L’aspect un peu glauque de cet homme que je mentionnais au début vient autant de ces modifications que de son comportement envers la jeune femme (même si elle n’est pas non plus 100% saine elle non plus), avec sa drague un peu lourdingue. Alors qu’il est marié (c’est indiqué dans le résumé d’Akata, mais j’avais complètement oublié ce « détail » lors de ma première lecture). Bref, il est pas net. Et l’on n’a pas vraiment son ressenti sur les changements qui s’opèrent en lui de manière trop fréquentes, mais ceux-ci ne semblent pas le déranger outre mesure…
C’est donc un début très prometteur, qui introduit beaucoup de pistes pour la suite, et j’espère que certaines seront bien approfondies, car ce premier tome de Kanon au bout du monde est intrigant, mais encore trop nébuleux. Le récit peut prendre encore beaucoup de directions différentes… Par exemple rien n’est pour le moment dit sur les motivations de ces extra-terrestres, ou sur cette pluie incessante, mais peut-être que la suite se penchera plus sur ces étranges « gelées » ? J’ai beaucoup de questions, et j’ai également l’impression que celles-ci n’intéressent pas forcément l’autrice, et qu’elles resteront ainsi sans réponse…

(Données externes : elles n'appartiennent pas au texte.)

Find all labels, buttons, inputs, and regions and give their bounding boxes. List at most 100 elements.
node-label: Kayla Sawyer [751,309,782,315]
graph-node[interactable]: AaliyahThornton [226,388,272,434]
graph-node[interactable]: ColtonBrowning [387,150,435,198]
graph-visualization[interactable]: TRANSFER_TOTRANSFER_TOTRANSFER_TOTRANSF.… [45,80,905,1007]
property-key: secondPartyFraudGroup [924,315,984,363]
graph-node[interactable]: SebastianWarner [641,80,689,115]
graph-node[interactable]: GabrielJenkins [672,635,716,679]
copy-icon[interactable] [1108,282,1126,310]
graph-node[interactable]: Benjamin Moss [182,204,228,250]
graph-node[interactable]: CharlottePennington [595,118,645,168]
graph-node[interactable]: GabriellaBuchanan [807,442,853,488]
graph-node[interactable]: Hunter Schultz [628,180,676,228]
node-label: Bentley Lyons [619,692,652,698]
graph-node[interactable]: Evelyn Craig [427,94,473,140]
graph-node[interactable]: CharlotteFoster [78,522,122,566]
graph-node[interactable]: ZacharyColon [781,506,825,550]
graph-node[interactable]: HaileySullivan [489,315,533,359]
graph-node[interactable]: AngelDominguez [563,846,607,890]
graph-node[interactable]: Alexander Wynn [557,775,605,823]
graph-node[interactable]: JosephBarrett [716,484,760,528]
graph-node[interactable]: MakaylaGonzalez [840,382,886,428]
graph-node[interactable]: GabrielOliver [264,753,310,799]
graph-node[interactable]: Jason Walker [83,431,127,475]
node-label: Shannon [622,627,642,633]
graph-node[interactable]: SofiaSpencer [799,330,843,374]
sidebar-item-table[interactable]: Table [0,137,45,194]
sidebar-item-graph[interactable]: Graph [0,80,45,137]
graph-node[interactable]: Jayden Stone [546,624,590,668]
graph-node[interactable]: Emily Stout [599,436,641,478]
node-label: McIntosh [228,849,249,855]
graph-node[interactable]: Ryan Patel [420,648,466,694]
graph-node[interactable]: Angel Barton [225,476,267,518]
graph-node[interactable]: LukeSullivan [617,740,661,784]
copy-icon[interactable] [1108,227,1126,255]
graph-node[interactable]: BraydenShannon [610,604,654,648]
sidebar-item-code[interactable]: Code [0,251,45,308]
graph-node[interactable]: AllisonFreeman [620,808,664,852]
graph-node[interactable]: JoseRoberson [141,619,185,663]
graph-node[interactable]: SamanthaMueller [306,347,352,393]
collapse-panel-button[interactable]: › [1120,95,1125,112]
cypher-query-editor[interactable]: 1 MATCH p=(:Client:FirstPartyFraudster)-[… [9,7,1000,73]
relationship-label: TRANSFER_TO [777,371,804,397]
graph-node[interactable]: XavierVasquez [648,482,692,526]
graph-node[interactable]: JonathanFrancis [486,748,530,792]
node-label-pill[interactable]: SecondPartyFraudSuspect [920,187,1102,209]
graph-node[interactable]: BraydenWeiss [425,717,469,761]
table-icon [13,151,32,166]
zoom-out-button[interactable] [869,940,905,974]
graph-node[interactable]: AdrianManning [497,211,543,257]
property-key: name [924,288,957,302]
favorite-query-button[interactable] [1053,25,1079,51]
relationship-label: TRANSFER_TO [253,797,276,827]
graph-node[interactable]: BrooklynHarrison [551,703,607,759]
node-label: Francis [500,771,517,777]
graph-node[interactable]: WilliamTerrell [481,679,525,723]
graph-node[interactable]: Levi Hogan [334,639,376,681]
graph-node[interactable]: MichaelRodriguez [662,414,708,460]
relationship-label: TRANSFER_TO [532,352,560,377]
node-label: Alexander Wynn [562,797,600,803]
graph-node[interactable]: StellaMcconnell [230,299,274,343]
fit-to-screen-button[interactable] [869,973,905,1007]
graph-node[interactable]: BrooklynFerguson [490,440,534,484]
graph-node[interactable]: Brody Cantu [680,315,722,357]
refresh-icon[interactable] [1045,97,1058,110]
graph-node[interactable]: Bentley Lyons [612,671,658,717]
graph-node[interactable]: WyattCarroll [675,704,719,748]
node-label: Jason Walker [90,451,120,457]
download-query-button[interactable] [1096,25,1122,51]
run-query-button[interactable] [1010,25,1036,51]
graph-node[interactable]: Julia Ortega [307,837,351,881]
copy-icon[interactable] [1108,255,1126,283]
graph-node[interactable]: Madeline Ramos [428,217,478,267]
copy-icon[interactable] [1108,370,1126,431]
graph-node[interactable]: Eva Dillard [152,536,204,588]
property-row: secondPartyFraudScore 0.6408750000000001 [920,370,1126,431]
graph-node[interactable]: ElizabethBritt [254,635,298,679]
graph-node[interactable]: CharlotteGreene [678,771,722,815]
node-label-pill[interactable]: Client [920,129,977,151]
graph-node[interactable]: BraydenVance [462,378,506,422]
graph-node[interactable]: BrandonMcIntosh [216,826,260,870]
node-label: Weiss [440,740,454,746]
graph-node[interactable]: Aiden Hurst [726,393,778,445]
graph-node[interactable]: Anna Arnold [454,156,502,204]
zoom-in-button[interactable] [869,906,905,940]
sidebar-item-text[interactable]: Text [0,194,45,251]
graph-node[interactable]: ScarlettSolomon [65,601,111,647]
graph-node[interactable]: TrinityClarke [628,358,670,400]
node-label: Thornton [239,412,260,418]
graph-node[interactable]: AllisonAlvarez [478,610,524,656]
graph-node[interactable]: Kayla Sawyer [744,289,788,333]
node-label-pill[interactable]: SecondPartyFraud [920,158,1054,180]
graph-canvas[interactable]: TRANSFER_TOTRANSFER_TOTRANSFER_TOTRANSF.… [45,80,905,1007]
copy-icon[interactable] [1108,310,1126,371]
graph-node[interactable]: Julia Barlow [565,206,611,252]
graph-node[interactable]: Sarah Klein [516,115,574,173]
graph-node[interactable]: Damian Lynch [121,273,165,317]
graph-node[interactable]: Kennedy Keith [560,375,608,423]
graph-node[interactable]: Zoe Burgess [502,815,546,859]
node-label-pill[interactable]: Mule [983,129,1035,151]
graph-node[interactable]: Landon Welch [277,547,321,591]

Côté édition, j’aime beaucoup l’adaptation de la couverture, spécifiquement la composition du titre et son éparpillement, un peu chaotique. En plus de l’illustration, ça donne un certain cachet. Un peu bordélique, à l’image de cette héroïne. Comme d’habitude avec Akata, le produit « livre » est soigné. Mais, pour une fois, pas parfait : un bémol sur le lettrage avec un Ê qui n’est pas passé dans le chapitre 0. Sans oublier un détail qui m’a plus gêné sur la traduction, avec une expression peu courante qui revient genre 3 ou 4 fois, dans la bouche de différents personnages à différents moments : « bec sucré ». J’ai vraiment eu plus l’impression d’entendre la voix de la traductrice, une sorte de tic de langage, plutôt que les personnages eux-mêmes. Je pense qu’il y a d’autres façons plus variées d’exprimer l’idée que Sôsuke raffole des pâtisseries, qu’il aime les petites douceurs, qu’il a un penchant pour les sucreries, bref, qu’il est gourmand… Est-ce que dans la version originale, Kyo Yoneshiro emploie 4 fois la même expression ? J’en doute. C’est vraiment un détail, mais c’est d’autant plus dommage que le reste est nickel. En attendant, le volume 2 est prévu pour la fin du mois d’août, avec une telle fin de tome, on ne peut que avoir hâte.
Alors je l’ai juste survolé pour l’instant, et plus qu’à un shôjo, le manga me fait penser à Après la pluie et Raise wa Tanin ga Ii (à quand en France ???) pour le côté romance et Tokyo Alien Bros et DDDD pour le traitement de la SF. Et c’était assez charmant je dois bien avouer… Me reste plus qu’à le lire !
Je ne connais pas Raise wa Tanin machin, mais effectivement il y a des rapprochements possibles avec les autres cités.